It’s important, they say, to plan for retirement. Mine’s happening in five days (not from this column but from the radio), so I’ve been working on a plan to enact on that first free Monday.
Step one is to sleep in as long as I damn well like. Perhaps until 10am; maybe 11.
Step two is to discover I can’t sleep until mid-morning, on account that I’m not a teenager any more.
So, wake up at 6.45am, as usual. Make Jocasta tea, as usual. Read newspaper, as usual.
Get out of bed at 8am and watch Jocasta as she goes into her office to work. Note the way she closes the door.
Wander around the house for a bit. Clean the crumbs from the cutlery drawer while wondering, “how come there are toast crumbs when we never eat toast?”
Knock softly on her door and, speaking through the closed door, ask: “What are you doing?” She says: “Working.” She uses a tone of voice which, I believe, is unnecessarily brusque.
Decide to get cracking with my plan of reading the great classics of literature. I start off with my old university copy of Homer’s Odyssey but discover it’s suddenly become more difficult to understand in the years since I first read it. Shift to James Joyce’s Ulysses, before becoming defeated in the low hills of the first chapter. Third choice: Dickens. Ah, that’s better. Terrific characters! What a story!
It’s long, though, isn’t it, Dickens?
Knock softly on Jocasta’s door and, speaking through the closed door, ask: “What are you doing?” She says: “Working.” She uses a tone that can only be described as exasperated.
I decide to get cracking with the second grand task of my retirement: getting fit.
Suddenly I realise the whole point of regular employment was to supply a plausible excuse for abandoning your exercises.
I put a mat down on the lounge-room floor and start heaving my body around. This goes on for two, perhaps three hours, after which I look at a clock and find I’ve been at it for 10 minutes.
How long can this agony go on? Suddenly I realise the whole point of regular employment was to supply a plausible excuse for abandoning your exercises after 10 minutes.
“I’d love to do some more but – what a bummer – I’m due at work. Oh well. Needs must.”
Since that excuse is no longer available, my mind searches around for another reason to cease the huffy-puffy. It’s nearly 11, which is virtually lunchtime.
I gently knock on Jocasta’s door and, speaking through the closed door, ask: “What are you planning for lunch?”
Through the closed door she says: “I married you for richer or poorer. Not for lunch.”
I say: “That’s an old line.”
She says: “You’ve not given me any time to come up with a new one. Will you please go away.”
I go away and tackle the third grand task of retirement: cleaning up my room. I go through my desk drawers, ready to throw out anything no longer needed. For instance: my phone book from my 20s.

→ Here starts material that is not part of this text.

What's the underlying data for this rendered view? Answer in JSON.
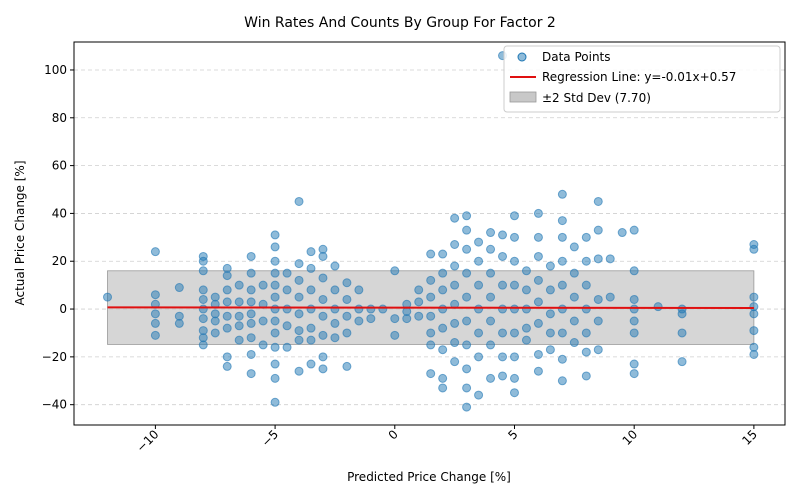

First, for nostalgia purposes, I need to go through its pages. I discover I can’t remember any of the people I once knew. I find this rather depressing.
At 12.30 Jocasta finally emerges from her office. I make her a sandwich. Afterwards I bring out the Good Weekend quiz, a stack of which I have saved for just this moment.
“Question one,” I say, my voice booming. Jocasta frowns, then interrupts.
“Why are you using that ridiculously deep voice?” she asks, before suddenly realising: “Oh, I get it, it’s your radio voice. And this is now your only chance to use it. Oh, God help me.”
We do pretty well in the quiz, probably because the questions are so beautifully read, each word given a sonorous edge, with random pauses mid-sentence.
Or perhaps we do well because Jocasta gets all the answers right.
Then it’s “bye, see you tonight”. She disappears behind the closed door.
I take the dog for a walk and – since we have extra time – I throw a ball for him.
We’ve never played ball before and he looks at me as if to say: “You threw it away. You go get it.”
We arrive home. It’s still only 3pm. Maybe I should take up golf. I’ve never played golf but this could be my chance to start.
Googling the term “golf” brings me to a slew of articles about Donald Trump and how he is now short of caddies. Apparently he’s appointed all his old caddies to positions of power at the Pentagon.
An opportunity beckons.
I gently knock on Jocasta’s door and, speaking through the closed door, say: “I’m thinking of learning golf and then applying to be Donald Trump’s caddy at Mar-a-Lago.”
Finally, she opens the door.
“Trump is an odious toad who is seeking to destroy the world,” she says.
I consider her point of view. “I’d be away six months a year.”
“Maybe he’s not so bad,” Jocasta replies. “Why don’t you start training right away?”
And that’s the story of how, on my first day of retirement, I plan to take up golf.